Microbe and host interaction in gastrointestinal homeostasis.

RATIONALE: Researchers in psychiatry and neuroscience are increasingly recognizing the importance of gut-brain communication in mental health. Both genetics and environmental factors influence gut microbiota composition and function. This study examines host-microbe signaling at the gastrointestinal barrier to identify bottom-up mechanisms of microbiota-brain communication. OBJECTIVES: We examined differences in gut microbiota composition and fecal miRNA profiles in BALB/c and C57BL/6 mice, in relation to gastrointestinal homeostasis and evaluated the response to perturbation of the gut microbiota by broad-spectrum antibiotic treatment. METHODS AND RESULTS: Differences in the gut microbiota composition between BALB/c and C57BL/6 mice, evaluated by fecal 16S rRNA gene sequencing, included significant differences in genera Prevotella, Alistipes, Akkermansia, and Ruminococcus. Significant differences in fecal miRNA profiles were determined using the nCounter NanoString platform. A BLASTn analysis identified conserved fecal miRNA target regions in bacterial metagenomes with 14 significant correlations found between fecal miRNA and predicted taxa relative abundance in our dataset. Treatment with broad-spectrum antibiotics for 2 weeks resulted in a host-specific physiological response at the gastrointestinal barrier including a decrease in barrier permeability in BALB/c mice and alterations in the expression of barrier regulating genes in both strains. Genera Parabacteroides and Bacteroides were associated with changes in barrier function. CONCLUSIONS: The results of this study provide insight into how specific taxa influence gut barrier integrity and function. More generally, these data in the context of recent published studies makes a significant contribution to our understanding of host-microbe interactions providing new knowledge that can be harnessed by us and others in future mechanistic studies.

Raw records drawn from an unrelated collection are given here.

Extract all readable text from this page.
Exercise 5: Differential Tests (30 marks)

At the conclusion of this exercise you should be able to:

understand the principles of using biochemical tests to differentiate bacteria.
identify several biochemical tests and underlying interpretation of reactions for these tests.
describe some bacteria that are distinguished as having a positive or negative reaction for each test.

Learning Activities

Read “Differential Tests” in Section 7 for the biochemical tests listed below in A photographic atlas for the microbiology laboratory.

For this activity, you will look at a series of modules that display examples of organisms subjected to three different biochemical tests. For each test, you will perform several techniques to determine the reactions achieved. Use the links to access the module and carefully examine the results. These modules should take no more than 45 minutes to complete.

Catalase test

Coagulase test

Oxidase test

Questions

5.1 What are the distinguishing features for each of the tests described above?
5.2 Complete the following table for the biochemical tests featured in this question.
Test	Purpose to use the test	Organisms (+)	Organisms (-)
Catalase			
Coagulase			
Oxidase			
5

Metabolic and Microbiota Measures as Peripheral Biomarkers in Major Depressive Disorder.

Advances in understanding the role of the microbiome in physical and mental health are at the forefront of medical research and hold potential to have a direct impact on precision medicine approaches. In the past 7 years, we have studied the role of microbiota-brain communication on behavior in mouse models using germ-free mice, mice exposed to antibiotics, and healthy specific pathogen free mice. Through our work and that of others, we have seen an amazing increase in our knowledge of how bacteria signal to the brain and the implications this has for psychiatry. Gut microbiota composition and function are influenced both by genetics, age, sex, diet, life experiences, and many other factors of psychiatric and bodily disorders and thus may act as potential biomarkers of the gut-brain axis that could be used in psychiatry and co-morbid conditions. There is a particular need in major depressive disorder and other mental illness to identify biomarkers that can stratify patients into more homogeneous groups to provide better treatment and for development of new therapeutic approaches. Peripheral outcome measures of host-microbe bidirectional communication have significant translational value as biomarkers. Enabling stratification of clinical populations, based on individual biological differences, to predict treatment response to pharmacological and non-pharmacological interventions. Here we consider the links between co-morbid metabolic syndrome and depression, focusing on biomarkers including leptin and ghrelin in combination with assessing gut microbiota composition, as a potential tool to help identify individual differences in depressed population.